The phenomenon which caused the dinosaur extinction was not a volcano, but an extraordinarily large meteorite which plunged into the ocean in the vicinity of the Caribbean. Regardless, the result was (on a vastly larger scale) similar to the eruption of a volcano - an enormous quantity of sun-blocking material ejected into the atmosphere.
We bipedal mammals have also quite recently looked into the skies. We, like the dinosaurs, see a partial dimming of the sun. But we understand what has caused this. (For we are intelligent, self-aware creatures). A volcano in Iceland awakened, spewing megatons of ash into the atmosphere. It isn't life threatening, but it is extraordinarily inconvenient. We are temporarily disallowed to jet across thousands of miles. We miss important meetings, experience interruption of our cherished, long awaited vacations.
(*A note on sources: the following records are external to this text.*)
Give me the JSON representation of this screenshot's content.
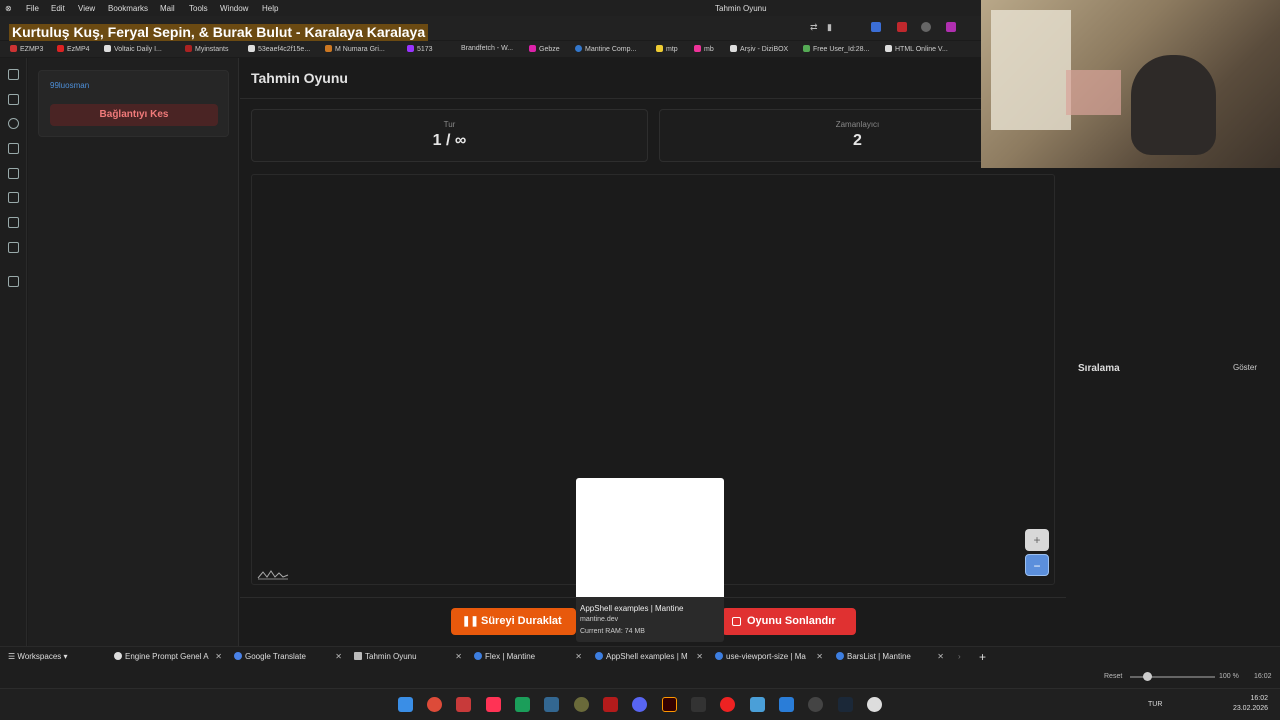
{
  "browser": {
    "window_title": "Tahmin Oyunu",
    "menu": [
      "File",
      "Edit",
      "View",
      "Bookmarks",
      "Mail",
      "Tools",
      "Window",
      "Help"
    ],
    "now_playing": "Kurtuluş Kuş, Feryal Sepin, & Burak Bulut - Karalaya Karalaya",
    "bookmarks": [
      "EZMP3",
      "EzMP4",
      "Voltaic Daily I...",
      "Myinstants",
      "53eaef4c2f15e...",
      "M Numara Gri...",
      "5173",
      "Brandfetch - W...",
      "Gebze",
      "Mantine Comp...",
      "mtp",
      "mb",
      "Arşiv - DiziBOX",
      "Free User_Id:28...",
      "HTML Online V..."
    ]
  },
  "app": {
    "user": {
      "name": "99luosman",
      "disconnect_label": "Bağlantıyı Kes"
    },
    "title": "Tahmin Oyunu",
    "stats": {
      "round_label": "Tur",
      "round_value": "1 / ∞",
      "timer_label": "Zamanlayıcı",
      "timer_value": "2"
    },
    "ranking": {
      "title": "Sıralama",
      "toggle": "Göster"
    },
    "actions": {
      "pause": "Süreyi Duraklat",
      "end": "Oyunu Sonlandır"
    },
    "zoom": {
      "in": "+",
      "out": "−"
    }
  },
  "tooltip": {
    "title": "AppShell examples | Mantine",
    "url": "mantine.dev",
    "ram": "Current RAM: 74 MB"
  },
  "tabs": {
    "workspaces": "Workspaces",
    "items": [
      "Engine Prompt Genel A",
      "Google Translate",
      "Tahmin Oyunu",
      "Flex | Mantine",
      "AppShell examples | M",
      "use-viewport-size | Ma",
      "BarsList | Mantine"
    ]
  },
  "status": {
    "reset": "Reset",
    "zoom": "100 %",
    "time": "16:02"
  },
  "taskbar": {
    "lang": "TUR",
    "time": "16:02",
    "date": "23.02.2026"
  },
  "colors": {
    "accent_orange": "#e8590c",
    "accent_red": "#e03131",
    "link_blue": "#4d8fd9"
  }
}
What a bother! After all we have 'conquered the earth' (or so we like to believe). However, it would seem the earth has little interest in our being bothered and goes about its own evolutionary path. As far as the earth is concerned, we are merely ant-like things moving across its thin plates floating atop a molten sea.
We seldom (if ever) stop to consider that, sometime in the future, a curiously large fiery object may again appear in our skies. Will we, like the dinosaurs, peer at it with incomprehension? How dare it threaten us! Like the earth, the large fiery object will have little interest in what we comprehend or don't.
Who or what then will inherit the earth?